Three loaders, three Track types:

BigWig → SignalTrack

from seqchain.io.tracks import load_bigwig

signal = load_bigwig("sample.bw")
# Returns: SignalTrack backed by pyBigWig file handle

SignalTrack API:

Method Signature Returns
signal_at (chrom, start, end) → float Mean signal in window
raw_signal (chrom, start, end) → list[float] Per-base values
has_chrom (chrom) → bool Chromosome presence check
regions (chrom, start, end) → Iterator[Region] Always empty (not interval-based)

SignalTrack is read-only continuous signal. It does not support map_scores(), filter_entries(), scores(), or with_scores() — these raise NotImplementedError with the hint: "Use bin_summarize() to convert to IntervalTrack first."

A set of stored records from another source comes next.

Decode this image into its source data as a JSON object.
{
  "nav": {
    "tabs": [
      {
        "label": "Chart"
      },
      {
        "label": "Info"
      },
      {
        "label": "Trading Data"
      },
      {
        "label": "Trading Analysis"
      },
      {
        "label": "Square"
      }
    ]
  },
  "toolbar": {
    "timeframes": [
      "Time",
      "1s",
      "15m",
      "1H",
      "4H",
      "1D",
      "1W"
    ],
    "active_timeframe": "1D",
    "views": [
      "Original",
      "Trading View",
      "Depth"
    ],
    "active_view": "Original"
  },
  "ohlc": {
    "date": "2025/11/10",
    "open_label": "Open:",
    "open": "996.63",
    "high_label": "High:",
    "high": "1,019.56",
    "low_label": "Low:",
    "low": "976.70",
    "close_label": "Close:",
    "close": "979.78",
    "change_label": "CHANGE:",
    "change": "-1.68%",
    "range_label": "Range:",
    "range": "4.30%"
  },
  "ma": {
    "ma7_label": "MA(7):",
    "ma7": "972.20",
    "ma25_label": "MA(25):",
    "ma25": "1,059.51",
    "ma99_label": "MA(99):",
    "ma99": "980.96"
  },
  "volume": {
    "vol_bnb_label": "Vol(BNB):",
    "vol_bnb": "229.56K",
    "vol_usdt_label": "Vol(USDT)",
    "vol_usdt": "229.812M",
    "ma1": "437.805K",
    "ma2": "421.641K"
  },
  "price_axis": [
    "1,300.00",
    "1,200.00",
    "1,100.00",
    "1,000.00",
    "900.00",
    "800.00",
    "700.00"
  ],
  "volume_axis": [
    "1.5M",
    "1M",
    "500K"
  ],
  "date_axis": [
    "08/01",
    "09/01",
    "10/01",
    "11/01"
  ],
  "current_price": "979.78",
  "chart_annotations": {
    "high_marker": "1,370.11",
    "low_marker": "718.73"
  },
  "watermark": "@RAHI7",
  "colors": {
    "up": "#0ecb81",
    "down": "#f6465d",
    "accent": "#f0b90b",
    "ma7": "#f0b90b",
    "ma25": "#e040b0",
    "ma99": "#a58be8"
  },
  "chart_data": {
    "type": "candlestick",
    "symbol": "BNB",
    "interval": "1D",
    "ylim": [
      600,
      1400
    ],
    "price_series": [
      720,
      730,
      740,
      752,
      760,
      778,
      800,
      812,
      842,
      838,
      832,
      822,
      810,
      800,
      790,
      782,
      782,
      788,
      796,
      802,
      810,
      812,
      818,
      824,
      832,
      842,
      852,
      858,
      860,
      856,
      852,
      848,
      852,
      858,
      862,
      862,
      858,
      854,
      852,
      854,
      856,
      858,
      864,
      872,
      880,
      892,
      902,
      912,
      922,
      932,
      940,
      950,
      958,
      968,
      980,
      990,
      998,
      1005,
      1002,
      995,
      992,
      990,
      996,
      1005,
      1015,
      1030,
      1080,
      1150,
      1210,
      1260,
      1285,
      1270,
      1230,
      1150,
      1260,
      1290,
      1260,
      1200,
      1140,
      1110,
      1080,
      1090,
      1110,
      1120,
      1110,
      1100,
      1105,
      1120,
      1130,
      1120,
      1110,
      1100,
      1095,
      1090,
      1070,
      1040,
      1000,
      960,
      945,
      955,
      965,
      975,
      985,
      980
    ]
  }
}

narrowPeak → IntervalTrack

from seqchain.io.tracks import load_narrowpeak

peaks = load_narrowpeak("sample_peaks.narrowPeak")
# Returns: IntervalTrack of Region objects (segment-tree indexed)

IntervalTrack API:

Method Signature Returns
signal_at (chrom, start, end) → float Overlap-weighted average of region scores
regions (chrom, start, end) → Iterator[Region] All overlapping Regions
map_scores (fn) → IntervalTrack New track with transformed scores
filter_entries (fn) → IntervalTrack New track with filtered regions
scores () → Iterator[float] All region scores
with_scores (scores) → IntervalTrack Replace all scores
__len__ () → int Number of regions

Each Region in the IntervalTrack has:

Region(
    chrom="NC_001133.9",    # chromosome
    start=1000,             # 0-based inclusive
    end=1500,               # 0-based exclusive
    score=45.2,             # peak score (from narrowPeak column 7)
    name="SRR6495880_peak_1",
    tags={"signal_value": 12.5, "p_value": 8.3, "q_value": 6.1},
)

featureCounts → TableTrack

# Loaded internally by ProcessPipeline._load_featurecounts()
count_track = TableTrack("counts", {"YAL001C": 1523.0, "YAL002W": 87.0, ...})

TableTrack API:

Method Signature Returns
signal_at (chrom, start, end) → float Always 0.0 (non-geographic)
regions (chrom, start, end) → Iterator[Region] Always empty
map_scores (fn) → TableTrack New track with transformed values
filter_entries (fn) → TableTrack New track with filtered entries
scores () → Iterator[float] All count values
with_scores (scores) → TableTrack Replace all values
get (key) → float Lookup by gene name
keys () → Iterator[str] All gene names

Stage 3: Transform (Track → Track)

Module: seqchain.transform

All functions are pure: they take a Track, return a new Track. The original is never modified.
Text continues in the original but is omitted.